Respondent judge has shown ignorance of law, considering that the special cases under the Rules on Summary Procedure, especially ejectment cases, are staples of the municipal and metropolitan courts which have exclusive jurisdiction over them. However, to justify the taking of drastic disciplinary action, the law requires that the error or mistake of the judge must be gross or patent, malicious, deliberate or in bad faith.[5] These are not present in the instant case.  There is no evidence that respondent acted with malice in issuing her order of June 27, 1996  granting reconsideration of her earlier order of execution to sustain or support the other charges against respondent judge. For this reason, a lower penalty than would be appropriate had there been gross ignorance of law would suffice.

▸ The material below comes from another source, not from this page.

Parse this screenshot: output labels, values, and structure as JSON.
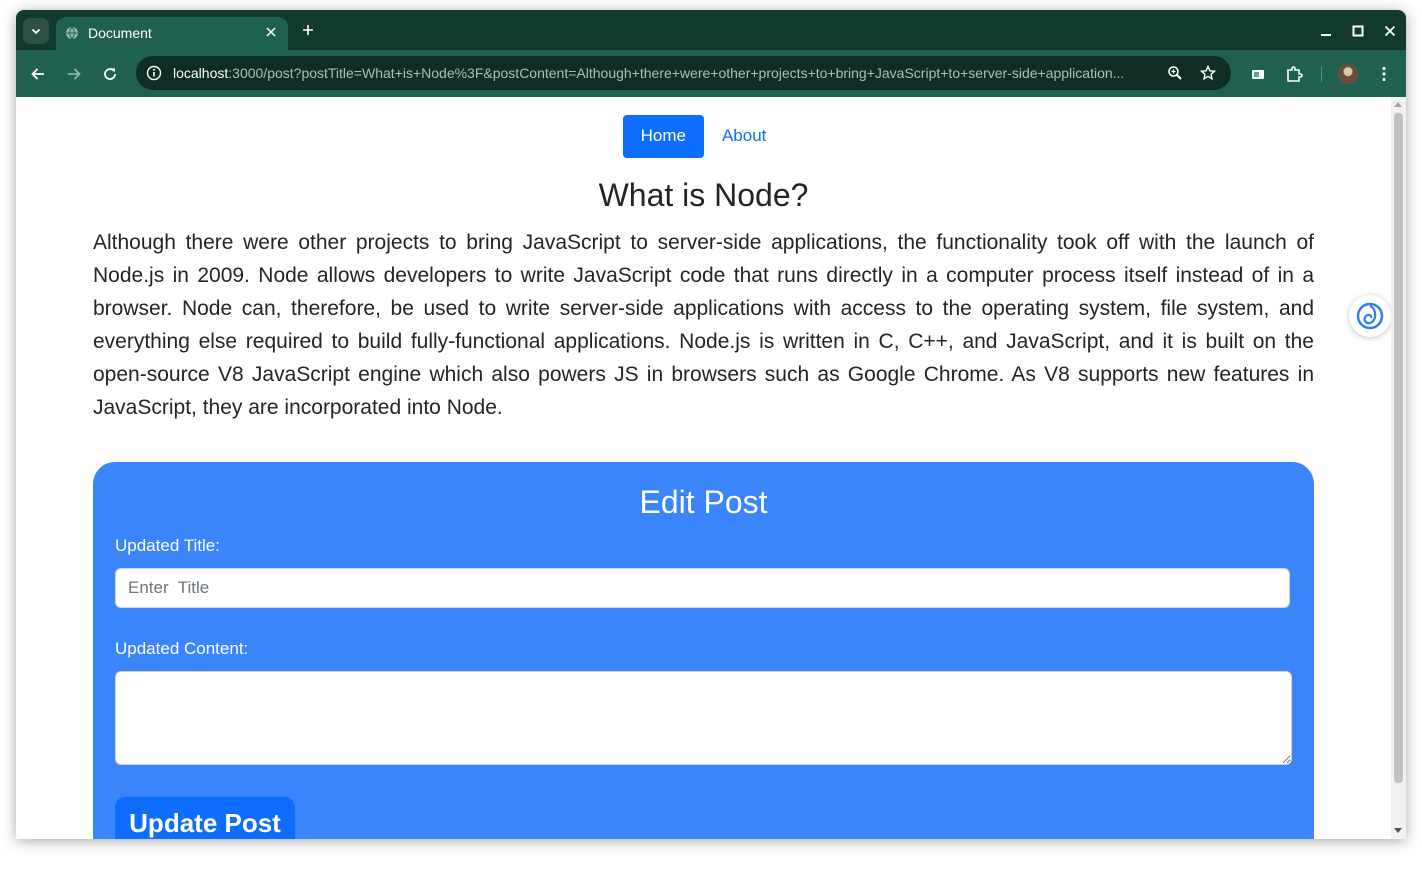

ACCORDINGLY, the Court hereby imposes upon respondent judge a FINE of two thousand pesos (P2,000.00) with the WARNING that repetition of the same or similar acts will be dealt with more severely.

SO ORDERED.

Regalado, (Chairman), Melo, Puno, and Martinez, JJ., concur.



[1] Rollo, p. 37.

[2] Centrum Agri-Business Realty Corporation vs. Katalbas-Moscardon, 247 SCRA 145, 173 (1995).

[3] Puncia v. Gerona, 252 SCRA 425, 430 (1996).

[4] Memorandum for the Chief Justice, p. 5.

[5] Roa, Sr. v. Imbing, 231 SCRA 57, 61 (1994); Guillermo v. Reyes, Jr., 240 SCRA 154, 161 (1995); Alvarado v. Laquindanum, 245 SCRA 501, 504 (1995); Bengzon v. Adaoag, 250 SCRA 344, 348 (1995).